When permission templates are modified, the associated permission group in Provet is automatically updated to match the latest template. The added permissions are included, and removed permissions are excluded to ensure synchronization.
If a permission template is not used, it has the same permissions by default as the permission group Users.
If an integration requires different permissions (some endpoints are denied or you want to restrict the permissions), the permissions must be edited. Check from the Provet API schema which permissions each endpoint needs. See also View and Manage User Permissions.
Department-Specific Integration
In Provet environments with multiple clinic locations, an integration can be enabled or disabled separately for each clinic location. This setting is informational only and it does not create any additional client data. The list of clinic locations where the integration is enabled is included in the data payload of the webhook.

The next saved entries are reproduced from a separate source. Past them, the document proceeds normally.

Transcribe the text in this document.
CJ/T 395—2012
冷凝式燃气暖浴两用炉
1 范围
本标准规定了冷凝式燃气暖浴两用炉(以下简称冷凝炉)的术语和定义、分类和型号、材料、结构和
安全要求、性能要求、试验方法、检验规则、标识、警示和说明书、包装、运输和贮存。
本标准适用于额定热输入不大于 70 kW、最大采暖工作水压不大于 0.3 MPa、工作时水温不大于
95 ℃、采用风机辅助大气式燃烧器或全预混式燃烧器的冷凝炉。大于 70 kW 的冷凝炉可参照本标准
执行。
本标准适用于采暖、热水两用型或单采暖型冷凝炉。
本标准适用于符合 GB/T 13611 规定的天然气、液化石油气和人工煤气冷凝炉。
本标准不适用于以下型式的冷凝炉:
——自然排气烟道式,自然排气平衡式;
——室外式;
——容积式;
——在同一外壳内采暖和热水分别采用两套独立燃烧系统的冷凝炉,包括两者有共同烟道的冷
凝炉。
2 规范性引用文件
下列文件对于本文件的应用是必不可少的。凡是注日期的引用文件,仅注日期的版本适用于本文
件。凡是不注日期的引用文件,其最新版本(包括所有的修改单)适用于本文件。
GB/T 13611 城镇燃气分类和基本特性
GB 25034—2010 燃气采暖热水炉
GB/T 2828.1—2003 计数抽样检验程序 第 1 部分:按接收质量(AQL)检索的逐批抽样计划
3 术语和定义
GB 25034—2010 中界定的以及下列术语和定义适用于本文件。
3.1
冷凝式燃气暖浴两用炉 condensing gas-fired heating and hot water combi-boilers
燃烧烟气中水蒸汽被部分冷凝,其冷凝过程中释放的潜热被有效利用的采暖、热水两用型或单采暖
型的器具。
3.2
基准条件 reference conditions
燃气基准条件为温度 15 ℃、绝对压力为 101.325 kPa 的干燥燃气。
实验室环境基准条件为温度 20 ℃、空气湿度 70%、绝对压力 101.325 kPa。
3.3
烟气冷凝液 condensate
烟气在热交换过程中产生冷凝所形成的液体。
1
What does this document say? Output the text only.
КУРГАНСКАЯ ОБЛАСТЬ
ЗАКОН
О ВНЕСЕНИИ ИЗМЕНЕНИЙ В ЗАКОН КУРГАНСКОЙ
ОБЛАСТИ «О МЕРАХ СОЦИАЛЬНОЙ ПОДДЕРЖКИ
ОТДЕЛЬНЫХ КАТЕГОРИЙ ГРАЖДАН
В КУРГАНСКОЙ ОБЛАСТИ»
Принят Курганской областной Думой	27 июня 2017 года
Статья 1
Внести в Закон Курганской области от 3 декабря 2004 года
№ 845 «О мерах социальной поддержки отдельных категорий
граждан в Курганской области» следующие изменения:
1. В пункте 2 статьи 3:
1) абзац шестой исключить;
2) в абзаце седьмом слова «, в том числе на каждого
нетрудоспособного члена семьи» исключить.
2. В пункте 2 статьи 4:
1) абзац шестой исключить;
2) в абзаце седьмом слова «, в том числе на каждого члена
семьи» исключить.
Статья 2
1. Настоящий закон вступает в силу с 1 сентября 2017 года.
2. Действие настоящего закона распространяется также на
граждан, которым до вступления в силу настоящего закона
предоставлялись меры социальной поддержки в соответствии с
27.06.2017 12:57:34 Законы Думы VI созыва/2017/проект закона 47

Each time the integration is enabled or disabled for a clinic location, a new webhook is sent containing the following information:
All currently enabled departments
The department that was added
The department that was removed
This functionality is not normally required. If you need to have the information about which clinic locations use or do not use your integration on the same Provet tenant, please connect Provet support and ask if you can have this feature enabled for your integration.
In Provet, integrations that are clinic location-specific display an Enable or Disable button at the end of the row. This allows users to enable or disable the integration for the clinic location they are currently viewing. After an integration is added, it must be enabled separately for each clinic location. The clinic locations where the integration is enabled are displayed next to the Disable button. If an integration does not support clinic location-specific activation, it is activated automatically at the organisation level.
Releasing an Integration
When you have developed and tested your integration and want to release it to public use, contact Provet support to get your Integration Template visible to all Provet instances. If your integration is not customer specific and it is meant to be used in many Provet instances by many users, there are some requirements to be met before going live. These requirements are meant to make the integration onboarding easier and provide needed information for Provet support.
Create a short video about your integration: how to use it and what it does.
Create an onboarding instruction that contains all the manual steps needed from the Provet user to take your integration into use. The steps can include the actions needed in your system as well.
See this example onboarding guide. The example integration uses one webhook, but your integration might need some other configuration like a custom field etc.
Provide us both the video and the onboarding guide and let us know on which markets / in which countries should your integration be visible in.
To automate onboarding and minimise human error, we recommend using the following features for public integrations that are used across many Provet tenants:
Permission template
Hookup URL instead of email notification
Creation of webhooks and custom buttons via API endpoints (if applicable)
If you do not have these features in use, please contact Provet support to configure the permission template and hookup URL for you. If you have a specific reason to use a notification email, please let us know.
For partners with location-based billing, the clinic location-specific feature is required. It must be configured, tested, and included in the onboarding instructions before the integration can go live.